Fast forward to my 30’s. While I was up and away from my console at work, probably hitting the fax machine or printer, my boss calls out to me (and loud enough for the rest of my coworkers to hear). “Oh, Allison. I’m looking at Consumer Reports online. They have a new article on diets and which ones work. Come here.” So, I appease the request. “They say Weight Watchers is number 1. You’ve done that one, right? Which other ones have you done? And which diets do you want to try?”

Thanks.

Add food to the equation. Mom cooked with Paula-Deen-amounts of butter and cream (sans the racial slurs). Delicious meals were the way to a man’s heart, according to how I saw my Dad react at dinner time. He had a full stomach, and my Mom beamed with pride. Unfortunately, I married a man who doesn’t remotely think about delicacies, while I preplan (and lust) about a dinner menu, days in advance. Food, glorious food.

“It’s just diet and exercise”

said no one with a weight problem ever

I lied again. It is diet and exercise. It’s also stress, circumstance, mental state, age, situation, willpower, want, drive, addictions, health, wealth, and if the planets are aligned. Whatever the excuse or reason, deep down you know it’s still possible to reach your ‘Lie Weight’; just don’t beat yourself up over your past (or current) situation! It’s self-defeating and makes you feel even worse. For me, mindset has been the biggest issue. If you’re happy where you are, good. If you need to do better for yourself, change. Food is an amazingly fast-acting anti-anxiety drug (and ironically, exercise is the best anti-depressant). Bloated and depressed is not where I want to be.

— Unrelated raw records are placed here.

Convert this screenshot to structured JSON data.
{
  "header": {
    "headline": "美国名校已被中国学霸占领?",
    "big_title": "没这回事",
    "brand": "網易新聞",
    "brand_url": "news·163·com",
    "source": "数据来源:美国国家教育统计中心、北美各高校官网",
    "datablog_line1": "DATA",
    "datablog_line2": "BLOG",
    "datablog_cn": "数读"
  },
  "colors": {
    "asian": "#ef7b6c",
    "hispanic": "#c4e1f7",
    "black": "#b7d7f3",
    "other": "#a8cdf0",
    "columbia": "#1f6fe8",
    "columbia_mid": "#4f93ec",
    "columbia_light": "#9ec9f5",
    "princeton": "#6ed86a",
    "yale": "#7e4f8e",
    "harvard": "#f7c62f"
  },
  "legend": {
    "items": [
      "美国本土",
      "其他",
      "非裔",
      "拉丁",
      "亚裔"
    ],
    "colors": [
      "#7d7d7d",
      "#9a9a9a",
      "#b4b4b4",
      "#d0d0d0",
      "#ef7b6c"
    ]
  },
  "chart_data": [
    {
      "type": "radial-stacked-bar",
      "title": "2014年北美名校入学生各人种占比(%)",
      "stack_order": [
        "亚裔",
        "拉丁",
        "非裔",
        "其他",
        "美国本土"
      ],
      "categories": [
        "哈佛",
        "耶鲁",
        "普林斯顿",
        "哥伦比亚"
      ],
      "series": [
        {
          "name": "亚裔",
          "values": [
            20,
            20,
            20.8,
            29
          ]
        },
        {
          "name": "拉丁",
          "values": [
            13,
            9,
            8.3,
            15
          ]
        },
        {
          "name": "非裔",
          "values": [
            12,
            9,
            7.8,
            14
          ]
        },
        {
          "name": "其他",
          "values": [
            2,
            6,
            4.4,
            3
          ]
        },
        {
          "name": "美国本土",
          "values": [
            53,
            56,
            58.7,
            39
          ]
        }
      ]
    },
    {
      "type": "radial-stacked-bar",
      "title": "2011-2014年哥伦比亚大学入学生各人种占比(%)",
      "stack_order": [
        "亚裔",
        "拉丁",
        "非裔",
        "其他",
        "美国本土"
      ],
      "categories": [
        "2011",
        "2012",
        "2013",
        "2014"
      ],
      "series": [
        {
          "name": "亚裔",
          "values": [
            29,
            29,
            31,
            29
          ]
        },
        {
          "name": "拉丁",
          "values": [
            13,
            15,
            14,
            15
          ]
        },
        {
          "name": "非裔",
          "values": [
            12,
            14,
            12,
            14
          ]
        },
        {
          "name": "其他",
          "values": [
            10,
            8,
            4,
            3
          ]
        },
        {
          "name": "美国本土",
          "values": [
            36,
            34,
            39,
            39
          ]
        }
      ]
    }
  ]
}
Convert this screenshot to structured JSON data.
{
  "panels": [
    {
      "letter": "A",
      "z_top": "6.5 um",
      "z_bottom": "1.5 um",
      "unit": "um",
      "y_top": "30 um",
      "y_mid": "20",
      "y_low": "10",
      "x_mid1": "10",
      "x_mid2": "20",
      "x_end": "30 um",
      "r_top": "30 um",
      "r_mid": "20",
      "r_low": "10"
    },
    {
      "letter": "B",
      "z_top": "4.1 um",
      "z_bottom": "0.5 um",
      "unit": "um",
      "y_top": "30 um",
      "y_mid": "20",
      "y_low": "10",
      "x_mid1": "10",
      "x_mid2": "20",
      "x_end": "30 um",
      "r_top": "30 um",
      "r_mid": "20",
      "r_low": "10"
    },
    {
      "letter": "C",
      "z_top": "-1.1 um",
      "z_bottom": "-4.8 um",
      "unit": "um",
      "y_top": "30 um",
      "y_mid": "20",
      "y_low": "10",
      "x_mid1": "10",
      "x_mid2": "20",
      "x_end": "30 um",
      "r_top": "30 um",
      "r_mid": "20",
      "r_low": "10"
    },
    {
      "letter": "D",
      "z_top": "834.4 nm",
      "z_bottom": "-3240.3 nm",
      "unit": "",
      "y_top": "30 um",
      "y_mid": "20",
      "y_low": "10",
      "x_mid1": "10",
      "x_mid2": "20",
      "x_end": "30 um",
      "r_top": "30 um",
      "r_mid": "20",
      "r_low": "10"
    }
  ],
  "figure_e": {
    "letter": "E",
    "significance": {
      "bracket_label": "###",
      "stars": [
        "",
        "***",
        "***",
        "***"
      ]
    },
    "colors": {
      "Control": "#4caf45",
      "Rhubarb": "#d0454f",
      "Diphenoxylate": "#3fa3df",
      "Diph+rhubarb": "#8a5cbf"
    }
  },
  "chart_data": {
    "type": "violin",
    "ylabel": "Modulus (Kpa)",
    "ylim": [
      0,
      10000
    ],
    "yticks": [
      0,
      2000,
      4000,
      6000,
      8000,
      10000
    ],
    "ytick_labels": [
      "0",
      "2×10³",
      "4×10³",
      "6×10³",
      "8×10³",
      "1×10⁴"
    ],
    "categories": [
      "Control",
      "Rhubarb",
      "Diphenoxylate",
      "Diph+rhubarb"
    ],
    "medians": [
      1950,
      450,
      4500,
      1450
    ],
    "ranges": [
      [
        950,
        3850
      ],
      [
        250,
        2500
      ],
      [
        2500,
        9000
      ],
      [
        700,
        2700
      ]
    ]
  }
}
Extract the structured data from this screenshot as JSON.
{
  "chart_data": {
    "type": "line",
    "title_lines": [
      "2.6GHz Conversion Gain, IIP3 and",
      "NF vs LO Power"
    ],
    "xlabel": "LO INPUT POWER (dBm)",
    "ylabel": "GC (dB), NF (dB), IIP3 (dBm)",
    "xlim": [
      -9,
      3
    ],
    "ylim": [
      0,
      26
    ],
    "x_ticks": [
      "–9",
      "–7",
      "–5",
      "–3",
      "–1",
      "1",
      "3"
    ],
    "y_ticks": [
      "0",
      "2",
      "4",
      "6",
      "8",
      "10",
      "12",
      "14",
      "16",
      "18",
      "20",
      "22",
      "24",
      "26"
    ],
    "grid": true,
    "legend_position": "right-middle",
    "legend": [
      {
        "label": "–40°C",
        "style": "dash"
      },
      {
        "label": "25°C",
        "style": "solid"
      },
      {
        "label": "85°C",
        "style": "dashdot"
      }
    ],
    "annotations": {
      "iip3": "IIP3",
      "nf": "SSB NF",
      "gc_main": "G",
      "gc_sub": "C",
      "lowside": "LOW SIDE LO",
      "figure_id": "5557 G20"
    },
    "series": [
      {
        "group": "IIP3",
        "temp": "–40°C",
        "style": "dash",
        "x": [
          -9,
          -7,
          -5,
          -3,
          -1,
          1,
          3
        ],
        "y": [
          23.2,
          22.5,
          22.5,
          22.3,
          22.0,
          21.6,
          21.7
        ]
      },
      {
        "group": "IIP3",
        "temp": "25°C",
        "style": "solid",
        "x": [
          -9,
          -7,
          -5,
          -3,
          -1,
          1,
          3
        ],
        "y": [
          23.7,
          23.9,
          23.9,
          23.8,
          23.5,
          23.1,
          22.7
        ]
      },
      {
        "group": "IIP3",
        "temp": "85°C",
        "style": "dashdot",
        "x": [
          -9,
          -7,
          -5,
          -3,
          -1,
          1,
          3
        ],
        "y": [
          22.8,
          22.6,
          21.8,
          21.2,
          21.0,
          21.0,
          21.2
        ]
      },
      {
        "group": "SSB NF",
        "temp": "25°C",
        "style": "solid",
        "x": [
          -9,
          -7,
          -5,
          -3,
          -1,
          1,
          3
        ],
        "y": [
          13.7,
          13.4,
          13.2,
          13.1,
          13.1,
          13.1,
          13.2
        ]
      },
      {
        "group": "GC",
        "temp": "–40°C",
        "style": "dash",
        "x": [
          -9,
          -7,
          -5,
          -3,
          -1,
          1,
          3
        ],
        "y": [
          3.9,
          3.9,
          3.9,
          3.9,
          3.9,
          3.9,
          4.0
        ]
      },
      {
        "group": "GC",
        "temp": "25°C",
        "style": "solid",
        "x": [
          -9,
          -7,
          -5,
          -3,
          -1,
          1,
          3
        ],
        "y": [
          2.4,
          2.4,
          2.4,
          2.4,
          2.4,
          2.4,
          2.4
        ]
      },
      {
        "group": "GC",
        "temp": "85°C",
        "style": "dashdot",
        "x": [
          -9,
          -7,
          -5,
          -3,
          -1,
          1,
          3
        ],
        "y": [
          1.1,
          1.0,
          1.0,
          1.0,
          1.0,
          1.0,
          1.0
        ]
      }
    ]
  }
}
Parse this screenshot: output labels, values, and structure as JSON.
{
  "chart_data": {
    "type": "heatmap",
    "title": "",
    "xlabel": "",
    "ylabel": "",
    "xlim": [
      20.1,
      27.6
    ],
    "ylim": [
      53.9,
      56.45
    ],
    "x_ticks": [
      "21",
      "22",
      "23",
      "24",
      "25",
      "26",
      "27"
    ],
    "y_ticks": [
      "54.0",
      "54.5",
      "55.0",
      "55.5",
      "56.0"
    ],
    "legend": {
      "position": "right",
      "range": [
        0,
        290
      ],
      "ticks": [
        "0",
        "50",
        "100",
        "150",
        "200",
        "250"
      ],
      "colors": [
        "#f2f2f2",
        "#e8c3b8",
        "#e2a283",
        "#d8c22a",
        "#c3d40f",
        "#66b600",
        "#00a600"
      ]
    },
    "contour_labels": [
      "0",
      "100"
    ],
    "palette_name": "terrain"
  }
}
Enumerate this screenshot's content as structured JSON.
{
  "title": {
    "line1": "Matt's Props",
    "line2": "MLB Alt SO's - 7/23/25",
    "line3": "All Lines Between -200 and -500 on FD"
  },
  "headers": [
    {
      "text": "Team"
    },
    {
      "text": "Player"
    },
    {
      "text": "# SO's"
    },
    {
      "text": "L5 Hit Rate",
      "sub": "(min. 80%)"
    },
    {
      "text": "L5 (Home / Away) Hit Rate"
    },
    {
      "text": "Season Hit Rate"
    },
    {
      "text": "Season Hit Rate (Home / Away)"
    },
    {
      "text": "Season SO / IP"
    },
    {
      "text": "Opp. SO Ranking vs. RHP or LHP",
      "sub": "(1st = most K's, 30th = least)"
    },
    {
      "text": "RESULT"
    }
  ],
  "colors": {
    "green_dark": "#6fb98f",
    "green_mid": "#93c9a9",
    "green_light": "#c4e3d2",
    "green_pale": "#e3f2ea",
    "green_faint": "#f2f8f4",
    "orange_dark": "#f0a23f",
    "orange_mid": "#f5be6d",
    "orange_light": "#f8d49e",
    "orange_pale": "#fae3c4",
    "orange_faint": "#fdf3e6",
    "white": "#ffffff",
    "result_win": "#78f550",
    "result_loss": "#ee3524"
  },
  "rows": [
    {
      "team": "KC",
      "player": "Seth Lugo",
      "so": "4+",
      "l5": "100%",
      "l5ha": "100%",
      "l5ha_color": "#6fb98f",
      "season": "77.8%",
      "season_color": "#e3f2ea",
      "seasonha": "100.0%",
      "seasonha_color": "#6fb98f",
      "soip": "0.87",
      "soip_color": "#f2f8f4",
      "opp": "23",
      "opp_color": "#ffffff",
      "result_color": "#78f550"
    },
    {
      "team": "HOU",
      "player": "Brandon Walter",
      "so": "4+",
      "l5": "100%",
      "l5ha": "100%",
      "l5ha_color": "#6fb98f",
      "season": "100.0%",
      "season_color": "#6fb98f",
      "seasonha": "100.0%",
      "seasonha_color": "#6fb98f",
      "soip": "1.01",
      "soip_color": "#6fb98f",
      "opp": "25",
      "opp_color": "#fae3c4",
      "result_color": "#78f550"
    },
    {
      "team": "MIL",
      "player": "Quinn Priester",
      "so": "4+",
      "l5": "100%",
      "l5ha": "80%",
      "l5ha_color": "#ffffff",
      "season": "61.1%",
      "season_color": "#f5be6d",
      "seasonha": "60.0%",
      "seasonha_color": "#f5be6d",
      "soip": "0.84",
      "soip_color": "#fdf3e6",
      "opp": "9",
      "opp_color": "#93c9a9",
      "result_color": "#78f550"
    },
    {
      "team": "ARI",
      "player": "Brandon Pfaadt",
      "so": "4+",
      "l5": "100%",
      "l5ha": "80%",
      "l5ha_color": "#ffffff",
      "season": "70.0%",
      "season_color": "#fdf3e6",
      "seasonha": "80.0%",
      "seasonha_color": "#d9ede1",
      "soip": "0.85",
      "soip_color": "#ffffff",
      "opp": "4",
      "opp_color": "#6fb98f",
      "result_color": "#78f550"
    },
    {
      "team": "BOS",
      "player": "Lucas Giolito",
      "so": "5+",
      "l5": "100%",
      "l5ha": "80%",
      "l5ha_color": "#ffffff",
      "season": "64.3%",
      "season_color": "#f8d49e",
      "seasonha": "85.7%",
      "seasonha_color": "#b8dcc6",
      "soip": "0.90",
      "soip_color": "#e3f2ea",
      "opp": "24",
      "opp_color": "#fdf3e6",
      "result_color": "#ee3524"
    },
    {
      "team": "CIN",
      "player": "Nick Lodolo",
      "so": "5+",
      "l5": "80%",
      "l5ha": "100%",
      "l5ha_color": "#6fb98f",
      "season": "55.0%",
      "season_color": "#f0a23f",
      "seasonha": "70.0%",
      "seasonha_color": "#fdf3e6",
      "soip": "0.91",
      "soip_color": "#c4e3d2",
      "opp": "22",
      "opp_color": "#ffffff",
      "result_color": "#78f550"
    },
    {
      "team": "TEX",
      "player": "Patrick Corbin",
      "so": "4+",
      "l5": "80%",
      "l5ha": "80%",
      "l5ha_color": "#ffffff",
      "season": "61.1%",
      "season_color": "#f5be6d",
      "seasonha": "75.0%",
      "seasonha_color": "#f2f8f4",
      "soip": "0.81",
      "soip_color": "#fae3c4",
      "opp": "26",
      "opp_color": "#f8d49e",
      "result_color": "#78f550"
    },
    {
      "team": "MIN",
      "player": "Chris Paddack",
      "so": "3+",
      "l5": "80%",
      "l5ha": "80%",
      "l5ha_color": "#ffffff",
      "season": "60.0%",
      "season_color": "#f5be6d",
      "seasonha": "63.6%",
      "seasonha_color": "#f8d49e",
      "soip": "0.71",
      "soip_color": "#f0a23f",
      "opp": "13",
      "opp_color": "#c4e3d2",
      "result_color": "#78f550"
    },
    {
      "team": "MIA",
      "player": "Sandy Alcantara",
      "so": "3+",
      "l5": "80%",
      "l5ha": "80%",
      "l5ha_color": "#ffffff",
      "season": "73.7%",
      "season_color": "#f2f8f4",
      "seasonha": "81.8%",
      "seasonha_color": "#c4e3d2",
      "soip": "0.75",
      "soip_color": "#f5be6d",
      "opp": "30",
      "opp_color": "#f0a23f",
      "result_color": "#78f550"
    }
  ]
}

So, yeah, I had lied. But, there has been ONE time in my life where it wasn’t a lie; even if it was only for a short time. I had made it to my DMV-declared, little white lie-weight that was listed on my Driver’s License. It was short-lived, but it happened once. The Medifast/Optavia plan was a game-changer. The State of California never came knocking at my door to weigh me, and I never had a cop question me about it on a traffic stop. It’s going to be a lifelong battle. I know that if I succeeded at that goal once, I could achieve it again.

“The best weight you’ll ever lose is the weight of other peoples’ opinions of you”

unknown, wish it was me

What are your goals and why are they your goals? What are your BS excuses and what what are your true roadblocks? Identify those before you do anything else. It is doable. Skip the Halloween candy, get your body healthy by Thanksgiving, give your family your best self, and look & feel good by Christmas. Try, try again. Keto time. I love who I am no matter the scale, but I like myself better when I’m healthy. I hate rollercoasters.

2 thoughts on “I Lied About It

  1. Allison: Wanna go shopping?
    Laura: Hell yes what are we shopping for?
    Allison: Jeans
    Laura: Um did you say right now? I forgot I have a thing! Sorry!